THE GLOBAL SUPPLY CHAIN
Supply chains have rebounded substantially since the pandemic, but the recent disruptions are strongly influencing strategies of today. Jones says that many industries impacted in 2021 through early 2023 are now focusing on operational security by expanding domestic operations. Such expansions have increased demand for industrial space and contributed to the rise in rents mentioned earlier.
But extra security may justify extra expenses, especially given the potential for future disruptions stemming from international conflicts in places like Ukraine and the Middle East. Syoën observes that in response to perceived vulnerabilities in global supply chains, leaders are “increasingly focused on building more resilient, localized, and flexible supply-chain networks.” Industrial brokers may very well play an important role in this process.
AI AND TECHNOLOGY
C-suite executives can add AI to the list of topics that intensify insomnia. “I’m seeing even technological laggards really working hard to get up to speed on AI,” Billmeyer says. “They’re asking, ‘What is this AI development? How can it help my business? And ‘How can it help me do more with less?’”

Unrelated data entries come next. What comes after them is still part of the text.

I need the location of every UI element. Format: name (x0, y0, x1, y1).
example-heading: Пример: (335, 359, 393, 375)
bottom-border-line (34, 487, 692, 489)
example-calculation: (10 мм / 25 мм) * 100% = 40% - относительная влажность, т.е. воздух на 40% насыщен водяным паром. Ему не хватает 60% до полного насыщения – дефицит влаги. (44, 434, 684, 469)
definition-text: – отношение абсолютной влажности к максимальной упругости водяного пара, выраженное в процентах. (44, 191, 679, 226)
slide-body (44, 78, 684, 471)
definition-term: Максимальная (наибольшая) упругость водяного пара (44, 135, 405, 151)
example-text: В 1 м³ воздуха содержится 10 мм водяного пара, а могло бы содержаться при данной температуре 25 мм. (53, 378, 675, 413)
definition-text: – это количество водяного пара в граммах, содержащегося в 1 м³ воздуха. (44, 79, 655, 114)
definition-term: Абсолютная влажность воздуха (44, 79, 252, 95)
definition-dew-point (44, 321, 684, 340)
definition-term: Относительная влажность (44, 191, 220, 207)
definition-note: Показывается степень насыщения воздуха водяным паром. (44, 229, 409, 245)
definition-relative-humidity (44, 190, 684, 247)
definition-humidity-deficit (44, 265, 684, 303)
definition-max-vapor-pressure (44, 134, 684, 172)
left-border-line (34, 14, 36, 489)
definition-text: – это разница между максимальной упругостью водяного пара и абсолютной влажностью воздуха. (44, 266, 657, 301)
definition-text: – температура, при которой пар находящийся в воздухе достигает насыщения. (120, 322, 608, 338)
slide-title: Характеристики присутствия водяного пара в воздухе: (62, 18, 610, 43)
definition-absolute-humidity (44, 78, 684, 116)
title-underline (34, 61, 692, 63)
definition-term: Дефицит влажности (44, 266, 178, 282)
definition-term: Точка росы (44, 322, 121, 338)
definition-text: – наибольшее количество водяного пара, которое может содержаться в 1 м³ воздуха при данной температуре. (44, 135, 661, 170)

According to Syoën, executives are eager to explore ways that AI and machine learning can enhance predictive analytics, automate complex processes, and improve decision-making. But such exploration brings concerns about privacy and bias to the forefront. “With respect to privacy, AI creates new re-identification risks, not only because of its analytic power across disparate datasets, but also because of potential data leakage from model training,” warns Katerina Megas of the National Institute of Standards and Technology. And Scientific American cites studies suggesting that “biased AI can harm people in already marginalized groups.” Worry-inducing indeed.
Stay the course and just keep your head down and chop wood, because if you’re struggling while doing all the right things and still creating great outputs, the market will recognize that.
On a more practical level, the more business responsibilities that AI can assume, the greater the likelihood of streamlined staffing and the more efficient use of space. Brokers will again have a role to play: AI cannot serve as a knowledgeable consultant on such issues – at least, not yet. And, as LaDuke points out, brokers are most valued anytime there is a change in the market. That is when clients need insight and guidance the most.
BROKER RESPONSE
Savvy brokers are adjusting to the ever-shifting business environment, just as the best C-suite executives are doing. Syoën has developed tailored solutions for optimizing real estate portfolios and is focusing more extensively on aligning his clients’ real estate decisions with broader corporate objectives, including talent attraction, operational efficiency, and sustainability goals. He has also added scenario-planning and risk mitigation strategies to his services and deepened his focus on international markets.m
Billmeyer recommends that brokers who are worried about the market should adopt a steady approach: “Stay the course and just keep your head down and chop wood, because if you’re struggling while doing all the right things and still creating great outputs, the market will recognize that.”